In his welcome address, Ministry of Youth Affairs Secretary Ishfaq Mahmood said that the energetic and progressive youth of Fata could play a vital role in the development of their area and the country.
He urged the participants not to restrict their trip to sightseeing but come up with practical suggestions on how to develop Fata on the lines of modern cities. “Your suggestions for social and economic uplift of the area will be forwarded to the relevant departments,” he said adding that their recommendations could provide useful guidelines to the government about the aspirations of the community living in that area.
Upon finding an opportunity to highlight their basic issues in the media, a big number of students gathered around the media persons with each of them being well aware of the causes and solutions to their problems.
Majority of students told ‘The News’ that it was their first trip to Islamabad and when they compared it with their area, it was like visiting another country. They complained that their region had always been used for political purposes both nationally and internationally and its development was never a priority for the government.
Negating the fact that Fata was a land of warriors, they said that it was a completely wrong notion. “We are the victims of international politics otherwise the common man in our area wants to be as developed as people in other parts of the country,” they said.
Looking more confident than any other well-educated youngster of posh English medium school, they said that more such trips be arranged for Fata youth and that this interaction could contribute towards the social uplift of the area.
Responding to a question on forming a youth group that could pressurise the elders to develop the area, they said that it was not possible because of politically charged environment. “If we criticise Taliban, we will receive threats from them and if we do the same against the government, we will be considered Taliban,” they said.
Muhammad Arif from Landikotal said that Fata was portrayed wrongly in the media. “Most of the suicide bombers were coming from the settled part of the country and they are also educated,” he said adding that people in the area were fed up with continuous poor law and order situation and wanted peace and stability there.
Representing Bajaur Agency, Ziauddin said that if religious scholars all around the country started acting with more responsibility, half of the problems of their area could be solved. He regretted that every gunshot in their region was reported but no stories about the lack of facilities or deplorable condition the people living in Fata had ever been published.
Pointing towards another problem, Karamat Shinwari of Khyber Agency said that schools were constructed in most parts of the area but due to lack of facilities, low pays and dearth of incentives, teachers hardly took classes. “Instead of employing local population, majority of the teachers were taken from the settled areas on low salaries,” he added.

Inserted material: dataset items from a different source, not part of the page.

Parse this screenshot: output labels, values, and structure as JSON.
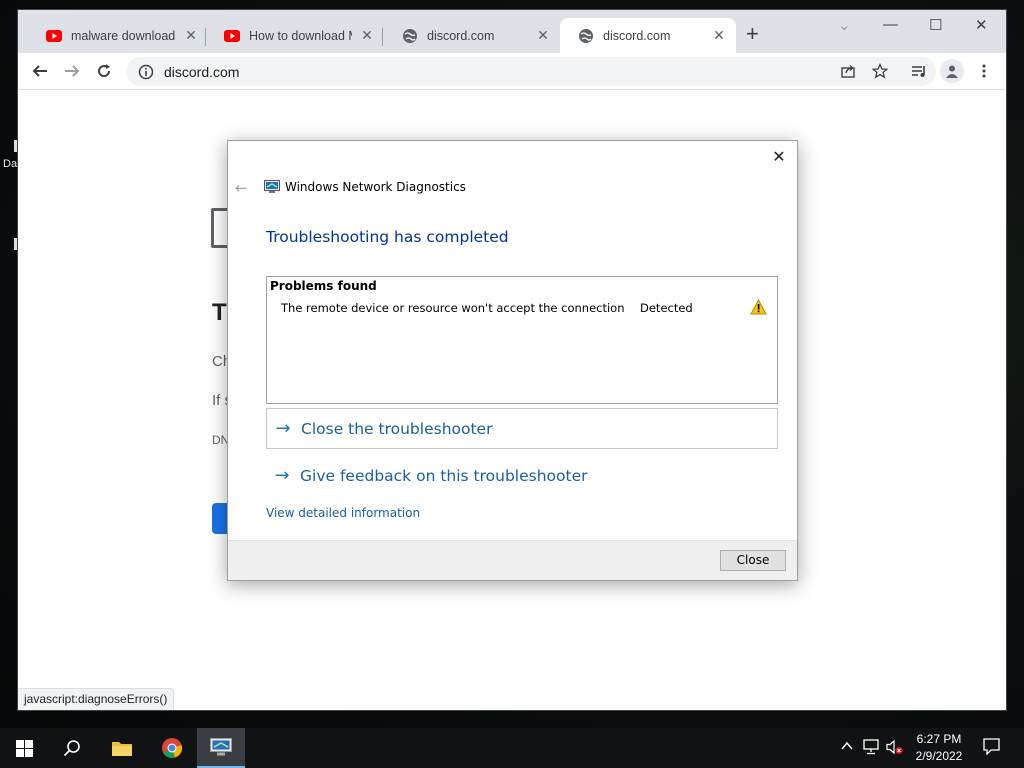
{
  "desktop": {
    "label_fragment": "Da"
  },
  "browser": {
    "tabs": [
      {
        "title": "malware download fi",
        "favicon": "youtube-icon",
        "active": false
      },
      {
        "title": "How to download MI",
        "favicon": "youtube-icon",
        "active": false
      },
      {
        "title": "discord.com",
        "favicon": "globe-icon",
        "active": false
      },
      {
        "title": "discord.com",
        "favicon": "globe-icon",
        "active": true
      }
    ],
    "close_glyph": "✕",
    "new_tab_glyph": "+",
    "window_controls": {
      "minimize": "—",
      "maximize": "☐",
      "close": "✕",
      "tab_search": "⌄"
    },
    "address": {
      "url": "discord.com"
    },
    "status_text": "javascript:diagnoseErrors()"
  },
  "error_page": {
    "heading_fragment": "T",
    "line1_fragment": "Ch",
    "line2_fragment": "If s",
    "code_fragment": "DN"
  },
  "dialog": {
    "app_title": "Windows Network Diagnostics",
    "heading": "Troubleshooting has completed",
    "problems_header": "Problems found",
    "problems": [
      {
        "description": "The remote device or resource won't accept the connection",
        "status": "Detected",
        "icon": "warning-icon"
      }
    ],
    "links": [
      {
        "label": "Close the troubleshooter",
        "icon": "arrow-right-icon"
      },
      {
        "label": "Give feedback on this troubleshooter",
        "icon": "arrow-right-icon"
      }
    ],
    "detail_link": "View detailed information",
    "close_button": "Close",
    "close_glyph": "✕",
    "back_glyph": "←"
  },
  "taskbar": {
    "time": "6:27 PM",
    "date": "2/9/2022"
  },
  "colors": {
    "dialog_heading": "#003399",
    "link": "#1a5fa0",
    "chrome_frame": "#dee1e6",
    "taskbar": "#101214",
    "accent_blue": "#1a73e8"
  }
}
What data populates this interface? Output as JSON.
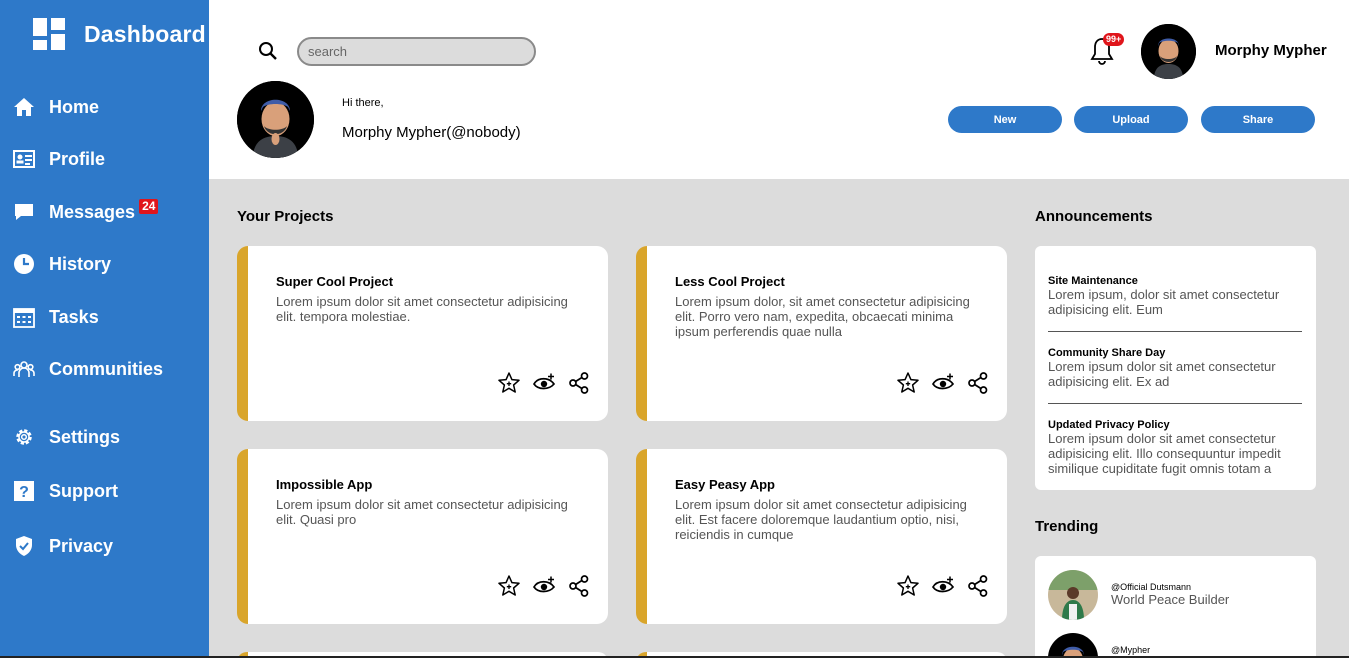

He demanded a separate quality university, as quota for Fata students in universities was very low. “With dearth of opportunities for higher education in medicine and engineering for Fata students around the country, most students opt for business management,” he said. He stressed the need for audit of political agents so that investment made in the area could be utilised for development.
Sharing their views about women, they said that if a separate camp for girls was organised, people might consider sending their daughters. They regretted that educating a girl beyond matriculation was still considered vulgarity in their area. They hoped that with time and more investment for the development of the area, the mindsets would also start changing.